“We are all concerned with the idea of change…”I should be like this” and so on and so on. What happens is that the idea of deliberate change never, never, never functions. As soon as you say, “I want to change” - a counterforce is created that prevents you from change. Changes are taking place by themselves. If you go deeper into what you are, if you accept what is there, then a change automatically occurs by itself. This is the paradox of change.”
Frederick S. Perls
Try as we might, life’s absurdities are not problems to be rid of nor are our contradictions meant to be done away with. We can work with our reality or we can work against it.
Many of us live in a world of appearances, amputating ourselves here and there to fit into our various masks. Masks can be most helpful in navigating the world, as long as we remember it is not the mask that makes us lovable, otherwise they become our prison. We spend a lot of energy on these appearances, or who-we-wish-to-be, a perpetual self-improvement project while not nearly enough energy is invested into getting to know who we really are.
“Where there is great love there are always miracles. Miracles rest not so much upon faces or voices or healing power coming to us from far off, but on our perceptions being made finer, so that for a moment our eyes can see and our ears can hear what there is about us always.”
Willa Cather
Meeting ourselves is a lifelong journey.

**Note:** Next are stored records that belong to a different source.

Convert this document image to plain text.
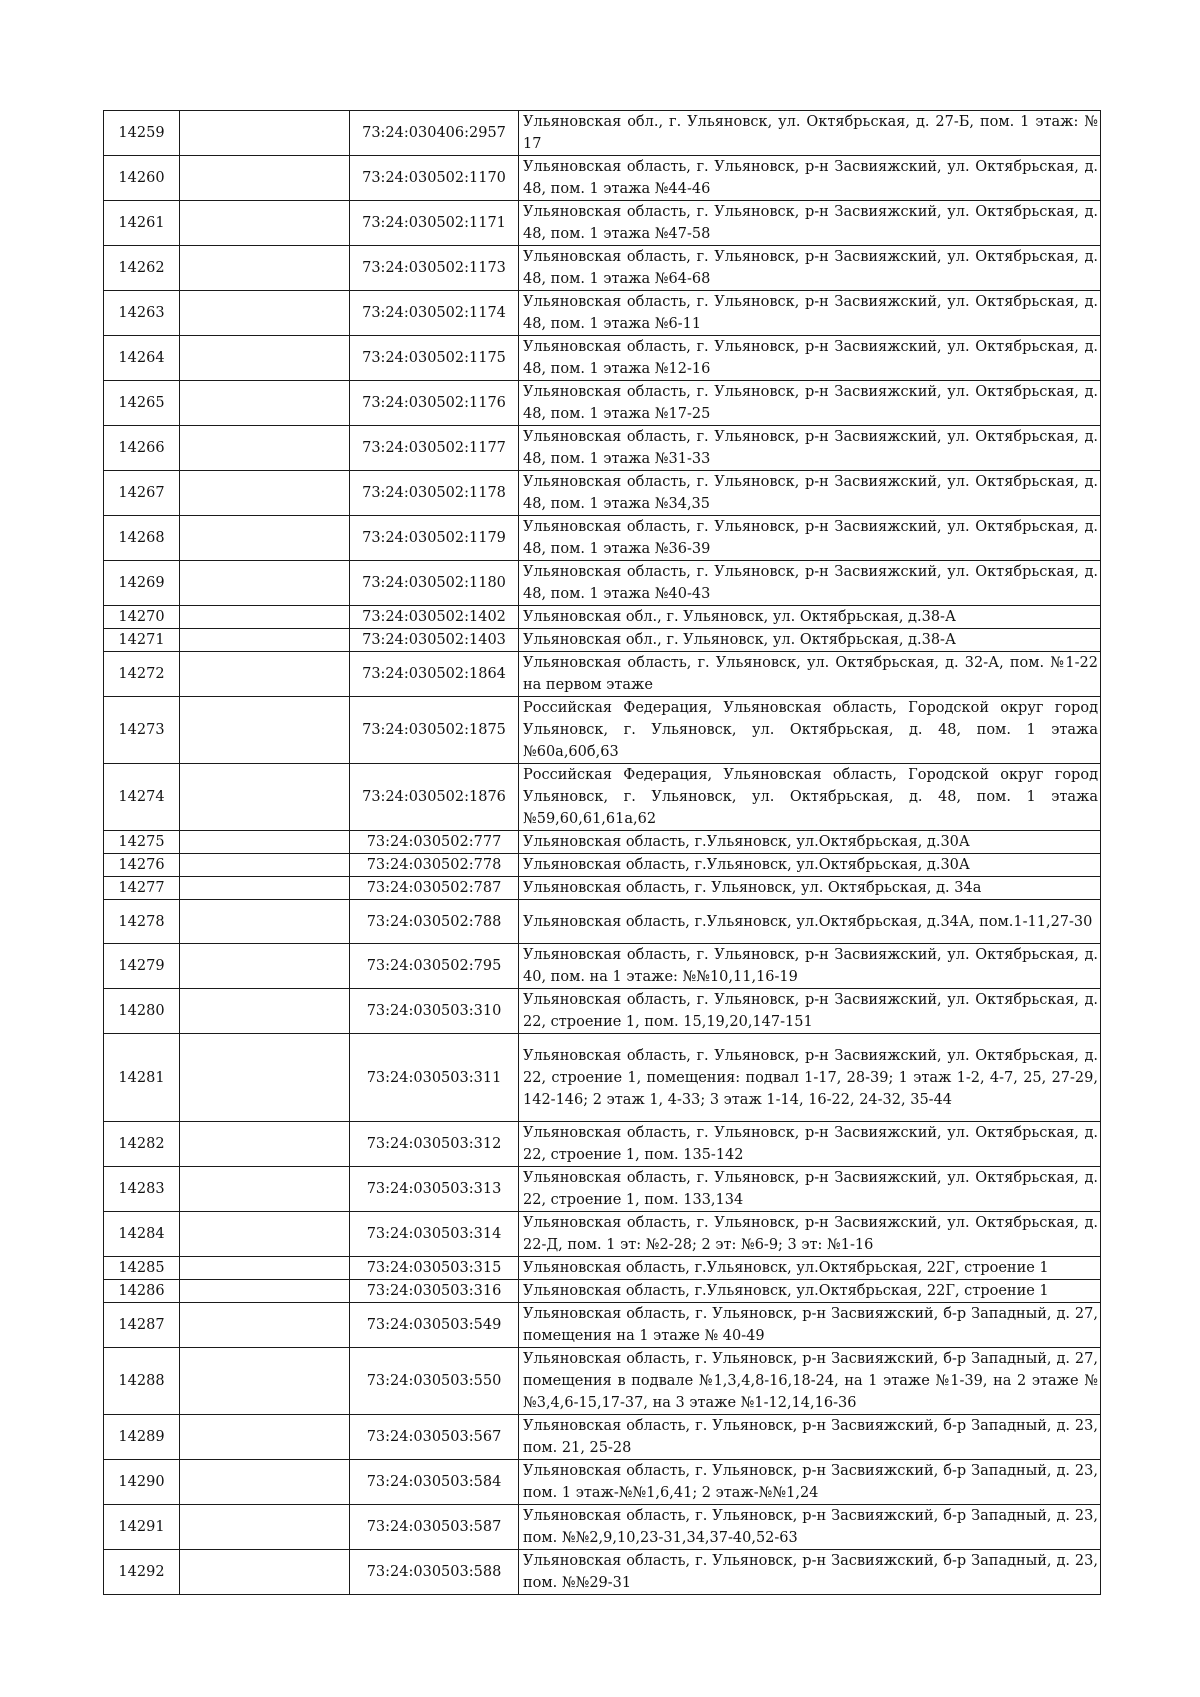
14259		73:24:030406:2957	Ульяновская обл., г. Ульяновск, ул. Октябрьская, д. 27-Б, пом. 1 этаж: № 17
14260		73:24:030502:1170	Ульяновская область, г. Ульяновск, р-н Засвияжский, ул. Октябрьская, д. 48, пом. 1 этажа №44-46
14261		73:24:030502:1171	Ульяновская область, г. Ульяновск, р-н Засвияжский, ул. Октябрьская, д. 48, пом. 1 этажа №47-58
14262		73:24:030502:1173	Ульяновская область, г. Ульяновск, р-н Засвияжский, ул. Октябрьская, д. 48, пом. 1 этажа №64-68
14263		73:24:030502:1174	Ульяновская область, г. Ульяновск, р-н Засвияжский, ул. Октябрьская, д. 48, пом. 1 этажа №6-11
14264		73:24:030502:1175	Ульяновская область, г. Ульяновск, р-н Засвияжский, ул. Октябрьская, д. 48, пом. 1 этажа №12-16
14265		73:24:030502:1176	Ульяновская область, г. Ульяновск, р-н Засвияжский, ул. Октябрьская, д. 48, пом. 1 этажа №17-25
14266		73:24:030502:1177	Ульяновская область, г. Ульяновск, р-н Засвияжский, ул. Октябрьская, д. 48, пом. 1 этажа №31-33
14267		73:24:030502:1178	Ульяновская область, г. Ульяновск, р-н Засвияжский, ул. Октябрьская, д. 48, пом. 1 этажа №34,35
14268		73:24:030502:1179	Ульяновская область, г. Ульяновск, р-н Засвияжский, ул. Октябрьская, д. 48, пом. 1 этажа №36-39
14269		73:24:030502:1180	Ульяновская область, г. Ульяновск, р-н Засвияжский, ул. Октябрьская, д. 48, пом. 1 этажа №40-43
14270		73:24:030502:1402	Ульяновская обл., г. Ульяновск, ул. Октябрьская, д.38-А
14271		73:24:030502:1403	Ульяновская обл., г. Ульяновск, ул. Октябрьская, д.38-А
14272		73:24:030502:1864	Ульяновская область, г. Ульяновск, ул. Октябрьская, д. 32-А, пом. №1-22 на первом этаже
14273		73:24:030502:1875	Российская Федерация, Ульяновская область, Городской округ город Ульяновск, г. Ульяновск, ул. Октябрьская, д. 48, пом. 1 этажа №60а,60б,63
14274		73:24:030502:1876	Российская Федерация, Ульяновская область, Городской округ город Ульяновск, г. Ульяновск, ул. Октябрьская, д. 48, пом. 1 этажа №59,60,61,61а,62
14275		73:24:030502:777	Ульяновская область, г.Ульяновск, ул.Октябрьская, д.30А
14276		73:24:030502:778	Ульяновская область, г.Ульяновск, ул.Октябрьская, д.30А
14277		73:24:030502:787	Ульяновская область, г. Ульяновск, ул. Октябрьская, д. 34а
14278		73:24:030502:788	Ульяновская область, г.Ульяновск, ул.Октябрьская, д.34А, пом.1-11,27-30
14279		73:24:030502:795	Ульяновская область, г. Ульяновск, р-н Засвияжский, ул. Октябрьская, д. 40, пом. на 1 этаже: №№10,11,16-19
14280		73:24:030503:310	Ульяновская область, г. Ульяновск, р-н Засвияжский, ул. Октябрьская, д. 22, строение 1, пом. 15,19,20,147-151
14281		73:24:030503:311	Ульяновская область, г. Ульяновск, р-н Засвияжский, ул. Октябрьская, д. 22, строение 1, помещения: подвал 1-17, 28-39; 1 этаж 1-2, 4-7, 25, 27-29, 142-146; 2 этаж 1, 4-33; 3 этаж 1-14, 16-22, 24-32, 35-44
14282		73:24:030503:312	Ульяновская область, г. Ульяновск, р-н Засвияжский, ул. Октябрьская, д. 22, строение 1, пом. 135-142
14283		73:24:030503:313	Ульяновская область, г. Ульяновск, р-н Засвияжский, ул. Октябрьская, д. 22, строение 1, пом. 133,134
14284		73:24:030503:314	Ульяновская область, г. Ульяновск, р-н Засвияжский, ул. Октябрьская, д. 22-Д, пом. 1 эт: №2-28; 2 эт: №6-9; 3 эт: №1-16
14285		73:24:030503:315	Ульяновская область, г.Ульяновск, ул.Октябрьская, 22Г, строение 1
14286		73:24:030503:316	Ульяновская область, г.Ульяновск, ул.Октябрьская, 22Г, строение 1
14287		73:24:030503:549	Ульяновская область, г. Ульяновск, р-н Засвияжский, б-р Западный, д. 27, помещения на 1 этаже № 40-49
14288		73:24:030503:550	Ульяновская область, г. Ульяновск, р-н Засвияжский, б-р Западный, д. 27, помещения в подвале №1,3,4,8-16,18-24, на 1 этаже №1-39, на 2 этаже №№3,4,6-15,17-37, на 3 этаже №1-12,14,16-36
14289		73:24:030503:567	Ульяновская область, г. Ульяновск, р-н Засвияжский, б-р Западный, д. 23, пом. 21, 25-28
14290		73:24:030503:584	Ульяновская область, г. Ульяновск, р-н Засвияжский, б-р Западный, д. 23, пом. 1 этаж-№№1,6,41; 2 этаж-№№1,24
14291		73:24:030503:587	Ульяновская область, г. Ульяновск, р-н Засвияжский, б-р Западный, д. 23, пом. №№2,9,10,23-31,34,37-40,52-63
14292		73:24:030503:588	Ульяновская область, г. Ульяновск, р-н Засвияжский, б-р Западный, д. 23, пом. №№29-31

Finding the ability to see through all our disguises takes time and willingness and support. For some, individual therapy or couples therapy plays that supporting role. It is also not unusual at all for the therapy work to have starts and stops and long hiatuses - this revealing of the self is, after all, not usually something we can do in a hurry.
“…it had never occurred to him that what was great was not always cast in a form that was beautiful.”
Jens Peter Jacobsen, Niels Lyhne
Deep inner work is often liberating and destabilizing. Perhaps these forces are inextricably linked like night and day.
Entering into a therapeutic relationship where together patient and therapist navigate the inner landscape of a mind can be the most worth-it of ventures. Alone, we have many blind spots. Together with a trusted witness, those blind spots may be revealed. The therapy relationship is an utterly unique one. It is there when you forge ahead, it is there when nothing seems to be happening. It is there when seeds sprout and there when the rewards aren’t yet apparent. It is a resource and guide when, to your own bewilderment, you keep making the same “mistakes” over and over and over again.
With the right therapist-patient fit, it is truly the temenos space where everyday conventional rules are not nearly as important as the finding of one’s true self.